FSRMM TV 24/Jun/2018 fatwa kurban Pekan Baru View : 1013 |
Pertanyaan : Apakah kalau kepala keluarga saja yang ikut kurban? Apakah bisa pahalanya mewakili seluruh anak istri? Bagaimana menurut ustadz?

Jawaban.

Jika kepala keluarga berkurban maka sudah tercover istri dan anak. Betul, tidak salah. Tapi jangan lupa, itu kurban kelas ekonomi. Paling bawah.

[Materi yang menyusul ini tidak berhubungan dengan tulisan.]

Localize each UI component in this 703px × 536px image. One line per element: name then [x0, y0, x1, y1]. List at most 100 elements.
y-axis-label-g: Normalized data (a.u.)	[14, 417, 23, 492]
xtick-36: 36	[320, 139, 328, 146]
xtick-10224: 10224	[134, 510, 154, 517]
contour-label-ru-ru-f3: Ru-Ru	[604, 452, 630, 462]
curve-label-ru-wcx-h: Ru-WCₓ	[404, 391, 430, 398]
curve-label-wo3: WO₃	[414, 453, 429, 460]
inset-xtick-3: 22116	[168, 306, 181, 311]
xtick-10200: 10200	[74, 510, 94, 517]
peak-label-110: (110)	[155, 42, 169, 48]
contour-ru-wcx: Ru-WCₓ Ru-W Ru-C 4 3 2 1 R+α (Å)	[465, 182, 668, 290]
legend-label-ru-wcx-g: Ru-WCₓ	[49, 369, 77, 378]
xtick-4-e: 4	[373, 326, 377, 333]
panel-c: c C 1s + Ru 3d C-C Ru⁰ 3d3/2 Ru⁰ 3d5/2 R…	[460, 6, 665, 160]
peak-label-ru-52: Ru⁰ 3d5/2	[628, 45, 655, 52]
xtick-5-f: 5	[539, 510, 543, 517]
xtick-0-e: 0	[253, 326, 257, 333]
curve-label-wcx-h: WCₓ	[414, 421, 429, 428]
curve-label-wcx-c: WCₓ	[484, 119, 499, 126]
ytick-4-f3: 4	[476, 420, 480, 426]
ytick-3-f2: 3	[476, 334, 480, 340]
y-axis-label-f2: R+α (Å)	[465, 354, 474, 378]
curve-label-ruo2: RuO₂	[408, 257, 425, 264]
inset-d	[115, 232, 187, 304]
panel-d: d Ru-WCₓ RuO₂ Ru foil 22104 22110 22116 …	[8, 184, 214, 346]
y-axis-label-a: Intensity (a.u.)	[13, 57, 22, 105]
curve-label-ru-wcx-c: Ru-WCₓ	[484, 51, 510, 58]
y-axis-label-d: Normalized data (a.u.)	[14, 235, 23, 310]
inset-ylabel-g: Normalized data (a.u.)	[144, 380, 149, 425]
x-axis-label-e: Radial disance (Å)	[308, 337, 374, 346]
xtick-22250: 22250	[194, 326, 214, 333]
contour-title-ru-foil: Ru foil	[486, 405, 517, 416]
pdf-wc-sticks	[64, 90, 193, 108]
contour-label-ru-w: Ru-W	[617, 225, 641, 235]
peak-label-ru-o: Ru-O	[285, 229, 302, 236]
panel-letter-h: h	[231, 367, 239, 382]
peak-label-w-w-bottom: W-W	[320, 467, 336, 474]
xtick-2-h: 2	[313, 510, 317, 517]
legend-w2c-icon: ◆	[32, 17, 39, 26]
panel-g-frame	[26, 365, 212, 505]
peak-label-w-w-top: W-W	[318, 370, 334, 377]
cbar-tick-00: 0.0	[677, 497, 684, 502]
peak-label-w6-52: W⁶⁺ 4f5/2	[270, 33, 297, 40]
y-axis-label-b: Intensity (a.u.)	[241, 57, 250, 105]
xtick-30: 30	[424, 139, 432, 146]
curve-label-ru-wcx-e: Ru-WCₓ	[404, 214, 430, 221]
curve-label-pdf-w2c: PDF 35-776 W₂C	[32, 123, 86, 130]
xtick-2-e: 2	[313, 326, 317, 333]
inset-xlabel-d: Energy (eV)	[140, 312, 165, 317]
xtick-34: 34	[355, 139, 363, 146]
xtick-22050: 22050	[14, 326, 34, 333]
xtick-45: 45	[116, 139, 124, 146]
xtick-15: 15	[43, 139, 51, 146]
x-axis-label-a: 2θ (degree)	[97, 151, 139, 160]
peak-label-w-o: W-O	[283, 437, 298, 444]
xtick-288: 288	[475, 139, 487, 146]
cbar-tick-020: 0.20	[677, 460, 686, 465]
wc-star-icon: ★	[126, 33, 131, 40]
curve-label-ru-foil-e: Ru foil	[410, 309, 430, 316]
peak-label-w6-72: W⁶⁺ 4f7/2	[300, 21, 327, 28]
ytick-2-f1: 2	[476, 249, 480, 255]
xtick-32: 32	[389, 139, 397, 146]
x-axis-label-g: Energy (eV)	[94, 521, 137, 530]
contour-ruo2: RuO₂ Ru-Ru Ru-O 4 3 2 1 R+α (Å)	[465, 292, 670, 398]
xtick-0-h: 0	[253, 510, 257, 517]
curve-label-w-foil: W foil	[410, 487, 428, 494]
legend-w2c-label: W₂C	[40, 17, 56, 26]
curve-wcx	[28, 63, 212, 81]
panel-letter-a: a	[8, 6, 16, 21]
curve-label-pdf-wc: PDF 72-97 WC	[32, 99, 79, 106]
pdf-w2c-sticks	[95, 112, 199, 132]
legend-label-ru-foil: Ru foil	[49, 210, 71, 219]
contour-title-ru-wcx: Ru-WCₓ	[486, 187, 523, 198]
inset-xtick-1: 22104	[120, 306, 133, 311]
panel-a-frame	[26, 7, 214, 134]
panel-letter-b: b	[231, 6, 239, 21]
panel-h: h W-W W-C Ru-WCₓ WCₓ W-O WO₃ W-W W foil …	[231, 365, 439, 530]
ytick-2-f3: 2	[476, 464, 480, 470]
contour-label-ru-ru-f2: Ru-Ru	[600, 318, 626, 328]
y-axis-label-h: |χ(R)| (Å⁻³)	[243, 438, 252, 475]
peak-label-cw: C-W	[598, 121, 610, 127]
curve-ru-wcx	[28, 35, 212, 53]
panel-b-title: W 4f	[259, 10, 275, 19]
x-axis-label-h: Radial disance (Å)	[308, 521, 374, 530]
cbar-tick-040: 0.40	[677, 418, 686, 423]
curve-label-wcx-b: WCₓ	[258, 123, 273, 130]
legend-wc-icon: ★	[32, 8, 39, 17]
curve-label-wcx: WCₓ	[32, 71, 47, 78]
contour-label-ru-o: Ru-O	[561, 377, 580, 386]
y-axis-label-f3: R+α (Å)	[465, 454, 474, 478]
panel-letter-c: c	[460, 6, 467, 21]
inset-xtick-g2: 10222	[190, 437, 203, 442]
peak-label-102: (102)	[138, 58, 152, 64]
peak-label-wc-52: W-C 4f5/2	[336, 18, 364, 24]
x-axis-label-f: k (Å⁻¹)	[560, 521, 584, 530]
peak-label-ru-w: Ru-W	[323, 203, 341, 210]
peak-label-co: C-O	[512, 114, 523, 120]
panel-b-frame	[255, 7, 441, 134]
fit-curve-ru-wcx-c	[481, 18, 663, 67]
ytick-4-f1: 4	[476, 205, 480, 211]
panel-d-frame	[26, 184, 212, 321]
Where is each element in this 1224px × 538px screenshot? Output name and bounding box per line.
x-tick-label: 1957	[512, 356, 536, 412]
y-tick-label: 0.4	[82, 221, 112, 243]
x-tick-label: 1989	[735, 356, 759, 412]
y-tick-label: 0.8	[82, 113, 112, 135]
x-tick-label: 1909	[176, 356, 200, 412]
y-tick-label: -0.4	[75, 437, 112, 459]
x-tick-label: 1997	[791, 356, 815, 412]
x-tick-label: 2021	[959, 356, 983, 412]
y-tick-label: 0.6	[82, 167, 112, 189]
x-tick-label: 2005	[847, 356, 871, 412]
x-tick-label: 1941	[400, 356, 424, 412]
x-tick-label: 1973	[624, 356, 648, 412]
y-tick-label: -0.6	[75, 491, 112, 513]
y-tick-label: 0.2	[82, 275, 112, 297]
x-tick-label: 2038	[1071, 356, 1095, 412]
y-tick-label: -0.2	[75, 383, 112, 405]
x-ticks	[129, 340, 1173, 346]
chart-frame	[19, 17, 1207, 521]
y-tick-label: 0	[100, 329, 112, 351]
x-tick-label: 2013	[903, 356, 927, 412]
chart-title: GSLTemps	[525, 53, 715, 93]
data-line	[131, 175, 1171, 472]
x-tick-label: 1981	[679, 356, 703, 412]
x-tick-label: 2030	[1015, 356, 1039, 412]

Jangan sampaikan hanya itu.
Naik level kedua; "kami berkurban bersama nabi pada tahun ke enam. Satu unta 7 orang, satu lebu tujuh orang. Ini level dua.
"Pak, ini dua juta untuk kurban saya, dua juta untuk kurban istri dan dua juta untuk kurban anak saya". Itu bagus, level dua.

Level tiga yang paling tinggi. Pada tahun ke sepuluh (10 Hijriah). Waktu nabi berkurban 63 ekor. Sendiri 63 ekor.
Nabi memotong sendiri dan dilanjutkan oleh Ali. Kurban punya nabi, Ali tukang potong saja. 63 ekor tambah 37 ekor. 100 ekor totalnya. Itu yang paling tinggi.

Efek dari menyampaikan "satu keluarga cukup satu saja" Akhirnya kurban tahun ini merosot, jatuh. Jadi hati-hati ustadz berceramah. Ini bukan Mekah, bukan Madinah yang tiap hari orang makan (daging).
Bayangkan. Kepala rumah tangga yang selama ini berkurban tujuh porsi, tiba-tiba tahun ini cuma (berkurban) satu. Padahal tahun lalu bisa dikirim ke Sokop (Sokop merupakan salah satu desa yang ada di kecamatan Rangsang, Kabupaten Kepulauan Meranti, provinsi Riau, Indonesia), bisa di kirim ke suku Sakai (suku pedalaman di Sumatera, nomaden), Suku Akit (berdiam di daerah Hutan Panjang dan Kecamatan Rupat di Kabupaten Bengkalis, Provinsi Riau). Sekarang apa yang terjadi? Cuman satu. Gara-gara fatwa yang tak mengerti.
Makanya, mufti di Riau hanya berbicara untuk daerahnya. Jakarta kondisinya tak sama dengan kita di sini. Inilah kacau balau jadinya, gara-gara mufti Kerajaan Siak Sri Indrapura sudah hilang sejak 1946. Kalau ada dulu mufti, tidak boleh ada satu orang berfatwa kecuali mufti yang berfatwa.

Mufti Selangor masih ada, mufti Johor masih ada, mufti Kedah masih ada. Mufti kerajaan yang ada di Thailand selatan, Pattani masih ada mufti. Bayangkan itu. Kita di Riau tak ada mufti.
Datang kawan saya Ustadz Fahmi Salim berkata "Riau musti mengangkat satu mufti, cakap dia yang di dengar, jadi patokan, kalau tidak nanti semua bisa berfatwa".